Hoy, luego de veintisiete años de intenso esfuerzo, los números reflejan los resultados obtenidos. Más de veinte mil personas viven en los cinco pueblos de la Asociación. Miles de chicos asisten a las escuelas y otros miles de personas trabajan en las distintas actividades de Akamasoa que van desde la explotación de canteras, fabricación de muebles y artesanías, hasta la prestación de los servicios comunitarios: educación, salud, y mantenimiento. Cada pueblo cuenta con su dispensario y tienen un hospital. Asimismo, desde su fundación más de quinientas mil personas han pasado por su Centro de Acogida, donde reciben ayuda temporal y son encaminados a reorientar sus vidas.

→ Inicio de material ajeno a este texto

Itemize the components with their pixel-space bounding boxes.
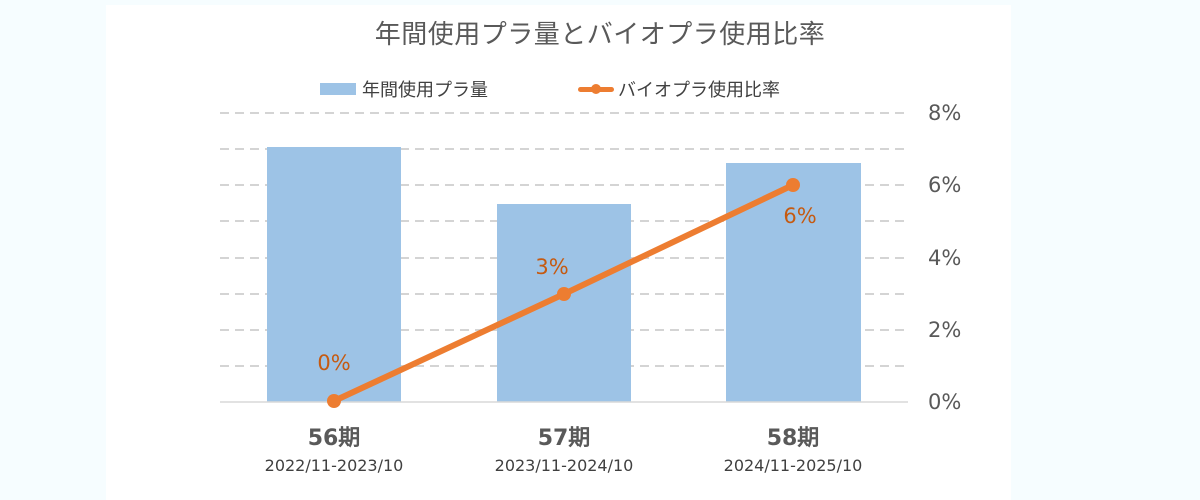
bar-58 xyxy=(726,163,861,402)
y-tick-0: 0% xyxy=(928,390,962,414)
chart-title: 年間使用プラ量とバイオプラ使用比率 xyxy=(374,20,826,50)
category-57: 57期 2023/11-2024/10 xyxy=(444,420,684,475)
legend-bar-swatch-icon xyxy=(320,83,356,95)
y-tick-8: 8% xyxy=(928,101,962,125)
category-name: 56期 xyxy=(307,426,361,451)
category-range: 2024/11-2025/10 xyxy=(723,456,863,475)
legend-line-label: バイオプラ使用比率 xyxy=(618,80,780,101)
data-label-56: 0% xyxy=(317,351,351,375)
category-range: 2023/11-2024/10 xyxy=(494,456,634,475)
category-range: 2022/11-2023/10 xyxy=(264,456,404,475)
y-tick-2: 2% xyxy=(928,318,962,342)
legend-item-line: バイオプラ使用比率 xyxy=(578,76,780,102)
category-name: 58期 xyxy=(766,426,820,451)
ratio-marker-58 xyxy=(786,178,800,192)
ratio-marker-57 xyxy=(557,287,571,301)
category-name: 57期 xyxy=(537,426,591,451)
data-label-57: 3% xyxy=(535,255,569,279)
legend-line-marker-icon xyxy=(578,76,614,102)
bar-56 xyxy=(267,147,401,402)
category-58: 58期 2024/11-2025/10 xyxy=(673,420,913,475)
y-tick-4: 4% xyxy=(928,246,962,270)
chart-legend: 年間使用プラ量 バイオプラ使用比率 xyxy=(0,76,1200,102)
legend-item-bar: 年間使用プラ量 xyxy=(320,76,488,102)
legend-bar-label: 年間使用プラ量 xyxy=(362,80,488,101)
y-tick-6: 6% xyxy=(928,173,962,197)
category-56: 56期 2022/11-2023/10 xyxy=(214,420,454,475)
ratio-marker-56 xyxy=(327,394,341,408)
bar-57 xyxy=(497,204,631,402)
data-label-58: 6% xyxy=(783,204,817,228)
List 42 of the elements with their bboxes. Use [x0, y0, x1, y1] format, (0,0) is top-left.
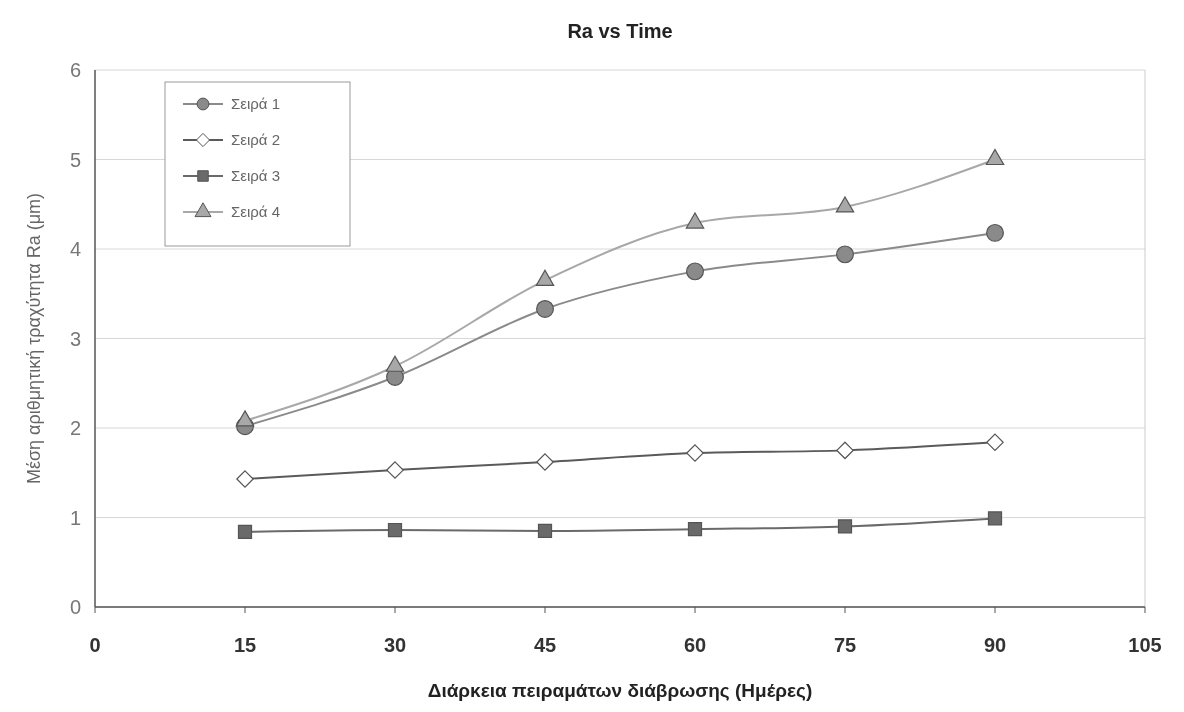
chart-title: Ra vs Time	[567, 20, 673, 42]
point	[535, 269, 555, 286]
point	[237, 524, 253, 539]
point	[536, 300, 554, 318]
point	[987, 511, 1003, 526]
x-tick-label: 90	[983, 634, 1007, 656]
point	[836, 441, 854, 460]
y-tick-label: 5	[69, 148, 81, 171]
point	[536, 453, 554, 471]
y-tick-label: 0	[69, 596, 81, 618]
y-tick-label: 1	[69, 506, 81, 529]
y-tick-label: 2	[69, 417, 81, 439]
point	[386, 461, 404, 479]
legend-label: Σειρά 3	[231, 167, 281, 184]
point	[686, 262, 704, 281]
x-tick-label: 60	[683, 634, 707, 656]
point	[837, 519, 853, 534]
y-axis-title: Μέση αριθμητική τραχύτητα Ra (μm)	[24, 192, 44, 485]
point	[836, 245, 854, 264]
x-axis-title: Διάρκεια πειραμάτων διάβρωσης (Ημέρες)	[427, 680, 813, 701]
y-tick-label: 3	[69, 327, 81, 350]
x-tick-label: 30	[383, 634, 407, 656]
y-tick-label: 6	[69, 59, 81, 81]
x-tick-label: 105	[1128, 634, 1162, 656]
point	[687, 522, 703, 537]
x-tick-label: 45	[533, 634, 557, 656]
point	[986, 223, 1004, 242]
point	[985, 148, 1005, 166]
legend-label: Σειρά 1	[231, 95, 281, 112]
point	[685, 212, 705, 229]
x-tick-label: 0	[89, 634, 101, 656]
point	[986, 433, 1004, 452]
y-tick-label: 4	[69, 238, 81, 260]
legend-label: Σειρά 2	[231, 131, 281, 148]
point	[387, 522, 403, 538]
point	[537, 523, 553, 539]
legend-label: Σειρά 4	[231, 203, 281, 220]
point	[835, 196, 855, 213]
x-tick-label: 75	[833, 634, 857, 656]
x-tick-label: 15	[233, 634, 257, 656]
point	[236, 470, 254, 488]
point	[686, 444, 704, 462]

A mediados de 2004, viajé al lugar para escribir un libro sobre la vida del padre Opeka. Su personalidad me impactó desde el primer momento, lo mismo que le ha ocurrido a quienes lo han propuesto varias veces para el “Premio Nobel de la Paz”. Pedro es un líder nato que combina valentía con dulzura, porque como dice él “ambas van de la mano”. A su condición de sacerdote misionero, agrega las de deportista, constructor y filósofo de la promoción social. “El asistencialismo, cuando se vuelve permanente (excepto en los casos de ancianidad, niñez o incapacidad) termina convirtiendo en dependiente al sujeto de la asistencia y Dios vino al mundo para hacernos libres, no esclavos”. Según Pedro, no existe una receta única para salir de la pobreza. “Se sale con el corazón y la voluntad, con el trabajo duro y el esfuerzo”.

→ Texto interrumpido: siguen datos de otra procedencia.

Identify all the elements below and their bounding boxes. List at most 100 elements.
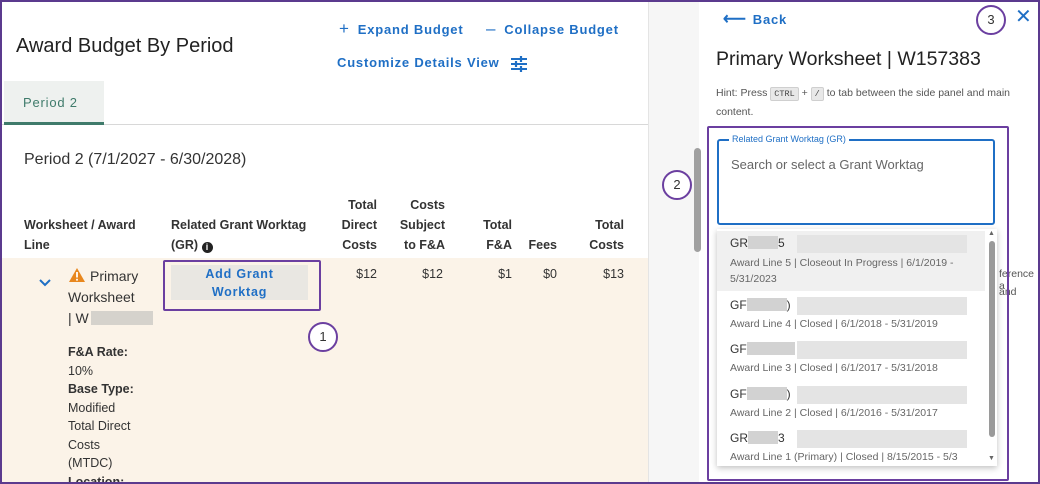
back-label: Back bbox=[752, 12, 788, 27]
redacted-code bbox=[746, 298, 787, 311]
expand-budget-label: Expand Budget bbox=[357, 22, 464, 37]
customize-details-view-button[interactable]: Customize Details View bbox=[337, 55, 528, 72]
option-code-tail: 5 bbox=[778, 236, 785, 250]
option-details: Award Line 4 | Closed | 6/1/2018 - 5/31/… bbox=[730, 318, 938, 330]
option-detail-line: 5/31/2023 bbox=[730, 273, 777, 285]
highlight-box-1 bbox=[163, 260, 321, 311]
option-details: Award Line 3 | Closed | 6/1/2017 - 5/31/… bbox=[730, 362, 938, 374]
hint-suffix: to tab between the side panel and main bbox=[826, 87, 1011, 99]
redacted-id bbox=[90, 311, 153, 325]
scroll-down-icon[interactable]: ▼ bbox=[988, 455, 995, 462]
fa-rate-label: F&A Rate: bbox=[68, 345, 128, 359]
redacted-text bbox=[797, 235, 967, 253]
option-code-prefix: GR bbox=[730, 431, 748, 445]
subject-costs-value: $12 bbox=[422, 267, 443, 281]
column-header-direct: Total Direct Costs bbox=[332, 195, 377, 255]
warning-icon bbox=[69, 268, 85, 282]
location-label: Location: bbox=[68, 474, 125, 484]
redacted-code bbox=[748, 236, 778, 249]
hint-plus: + bbox=[801, 87, 808, 99]
plus-icon: + bbox=[339, 19, 350, 38]
redacted-code bbox=[748, 431, 778, 444]
dropdown-scrollbar[interactable]: ▲ ▼ bbox=[987, 229, 997, 466]
column-header-worktag: Related Grant Worktag (GR) i bbox=[171, 215, 306, 255]
header-line: F&A bbox=[486, 238, 512, 252]
option-code: GF) bbox=[730, 298, 791, 312]
collapse-budget-label: Collapse Budget bbox=[504, 22, 619, 37]
dropdown-scrollbar-thumb[interactable] bbox=[989, 241, 995, 437]
callout-2: 2 bbox=[662, 170, 692, 200]
list-item[interactable]: GR 3 Award Line 1 (Primary) | Closed | 8/… bbox=[717, 426, 985, 466]
expand-budget-button[interactable]: + Expand Budget bbox=[339, 19, 463, 39]
worksheet-id-prefix: | W bbox=[68, 310, 89, 326]
option-code: GF bbox=[730, 342, 795, 356]
highlight-box-2 bbox=[707, 126, 1009, 481]
column-header-fees: Fees bbox=[528, 238, 558, 252]
base-type-label: Base Type: bbox=[68, 382, 134, 396]
option-details: Award Line 1 (Primary) | Closed | 8/15/2… bbox=[730, 451, 958, 463]
header-line: Subject bbox=[399, 218, 445, 232]
tune-icon bbox=[511, 55, 527, 72]
close-icon[interactable]: ✕ bbox=[1015, 6, 1032, 28]
option-code-tail: 3 bbox=[778, 431, 785, 445]
list-item[interactable]: GF) Award Line 2 | Closed | 6/1/2016 - 5… bbox=[717, 382, 985, 426]
period-heading: Period 2 (7/1/2027 - 6/30/2028) bbox=[24, 151, 247, 168]
direct-costs-value: $12 bbox=[356, 267, 377, 281]
back-button[interactable]: ⟵ Back bbox=[723, 9, 787, 29]
option-detail-line: Award Line 5 | Closeout In Progress | 6/… bbox=[730, 257, 954, 269]
worksheet-details: F&A Rate: 10% Base Type: Modified Total … bbox=[68, 343, 158, 484]
add-grant-worktag-button[interactable]: Add Grant Worktag bbox=[171, 265, 308, 300]
keyboard-hint: Hint: Press CTRL + / to tab between the … bbox=[716, 84, 1026, 122]
header-line: Direct bbox=[341, 218, 377, 232]
base-type-value: (MTDC) bbox=[68, 456, 113, 470]
worksheet-name: Primary Worksheet | W bbox=[68, 266, 158, 329]
option-details: Award Line 2 | Closed | 6/1/2016 - 5/31/… bbox=[730, 407, 938, 419]
header-line: Related Grant Worktag bbox=[171, 218, 307, 232]
list-item[interactable]: GF Award Line 3 | Closed | 6/1/2017 - 5/… bbox=[717, 337, 985, 381]
option-code-prefix: GR bbox=[730, 236, 748, 250]
header-line: Worksheet / Award bbox=[24, 218, 136, 232]
option-code: GF) bbox=[730, 387, 791, 401]
minus-icon: – bbox=[486, 19, 497, 38]
tab-period-2[interactable]: Period 2 bbox=[4, 81, 104, 125]
option-details: Award Line 5 | Closeout In Progress | 6/… bbox=[730, 255, 980, 287]
redacted-text bbox=[797, 341, 967, 359]
page-title: Award Budget By Period bbox=[16, 35, 234, 57]
redacted-text bbox=[797, 297, 967, 315]
option-code-prefix: GF bbox=[730, 342, 747, 356]
option-code-tail: ) bbox=[786, 387, 791, 401]
callout-3: 3 bbox=[976, 5, 1006, 35]
add-worktag-label: Worktag bbox=[211, 285, 268, 299]
column-header-total: Total Costs bbox=[584, 215, 624, 255]
hint-line-2: content. bbox=[716, 106, 754, 118]
redacted-text bbox=[797, 386, 967, 404]
main-panel: Award Budget By Period + Expand Budget – C… bbox=[2, 2, 648, 484]
callout-1: 1 bbox=[308, 322, 338, 352]
header-line: Total bbox=[483, 218, 512, 232]
grant-worktag-field: Related Grant Worktag (GR) bbox=[717, 134, 995, 225]
list-item[interactable]: GR 5 Award Line 5 | Closeout In Progress … bbox=[717, 231, 985, 291]
fa-rate-value: 10% bbox=[68, 363, 94, 378]
option-code: GR 3 bbox=[730, 431, 785, 445]
info-icon[interactable]: i bbox=[201, 242, 213, 253]
base-type-value: Costs bbox=[68, 437, 100, 452]
kbd-ctrl: CTRL bbox=[770, 87, 799, 101]
side-panel-title: Primary Worksheet | W157383 bbox=[716, 48, 981, 70]
worktag-dropdown-list: GR 5 Award Line 5 | Closeout In Progress … bbox=[717, 229, 997, 466]
side-panel: 2 ⟵ Back 3 ✕ Primary Worksheet | W157383 … bbox=[648, 2, 1038, 482]
collapse-budget-button[interactable]: – Collapse Budget bbox=[486, 19, 619, 39]
fees-value: $0 bbox=[543, 267, 557, 281]
column-header-fa: Total F&A bbox=[472, 215, 512, 255]
header-line: Costs bbox=[589, 238, 624, 252]
chevron-down-icon[interactable] bbox=[38, 278, 52, 288]
main-scrollbar-thumb[interactable] bbox=[694, 148, 701, 252]
table-row bbox=[2, 258, 648, 482]
list-item[interactable]: GF) Award Line 4 | Closed | 6/1/2018 - 5… bbox=[717, 293, 985, 337]
period-tabs: Period 2 bbox=[2, 81, 648, 125]
header-line: Costs bbox=[342, 238, 377, 252]
header-line: (GR) bbox=[171, 238, 199, 252]
option-code-prefix: GF bbox=[730, 298, 747, 312]
grant-worktag-search-input[interactable] bbox=[731, 157, 981, 172]
redacted-code bbox=[746, 387, 787, 400]
scroll-up-icon[interactable]: ▲ bbox=[988, 230, 995, 237]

Para él, la única forma de que los pobres y excluidos recuperen su dignidad es “a través del trabajo y la educación”. De allí que en Akamasoa todo esté centrado en ello. El gran secreto de esta obra humanitaria, ha sido saber canalizar los recursos recibidos en obras concretas y perdurables en el tiempo, generando, a la vez, fuentes de empleo para los habitantes de los pueblos, pero sin cerrar la comunidad. De allí que muchos de los miembros de Akamasoa trabajen fuera de la Asociación y que miles de niños y enfermos venidos de afuera sean atendidos y educados por ellos.
“Lo que ocurre en muchos países en vías de desarrollo es que los recursos disponibles para la acción social son mal utilizados por el Estado”, afirma Pedro. En cambio, en Akamasoa, cada donación que ingresa tiene un destino prefijado y controlable por parte de sus benefactores. El objetivo es ser autosustentables y es lo que impulsa a toda la comunidad a vivir en la esperanza basada en los resultados obtenidos, donde cada piedra, puerta, habitación, sala o techo, ha sido cimentada por el propio esfuerzo de los habitantes del proyecto. “Hay que combatir el asistencialismo hasta en la propia familia. Porque si no, no dejamos crecer a los hijos y los acostumbramos a recibir todo de los padres. Asistir a alguien sin ninguna exigencia es matarle su espíritu de iniciativa". Pedro apuesta fundamentalmente a las nuevas generaciones nacidas y educadas en Akamasoa. Ellos son la mejor prueba de que salir de la pobreza es posible si al ser humano se le dan oportunidades y herramientas para lograrlo. “Prefiero que un día me echen de aquí por haberlos hecho trabajar, a que me levanten un monumento diciendo que el padre era muy bueno y nos daba todo sin exigirnos nada a cambio”.
(*) El autor es escritor del libro “Un viaje a la Esperanza”, sobre la obra de Pedro Opeka (editado por Lumen).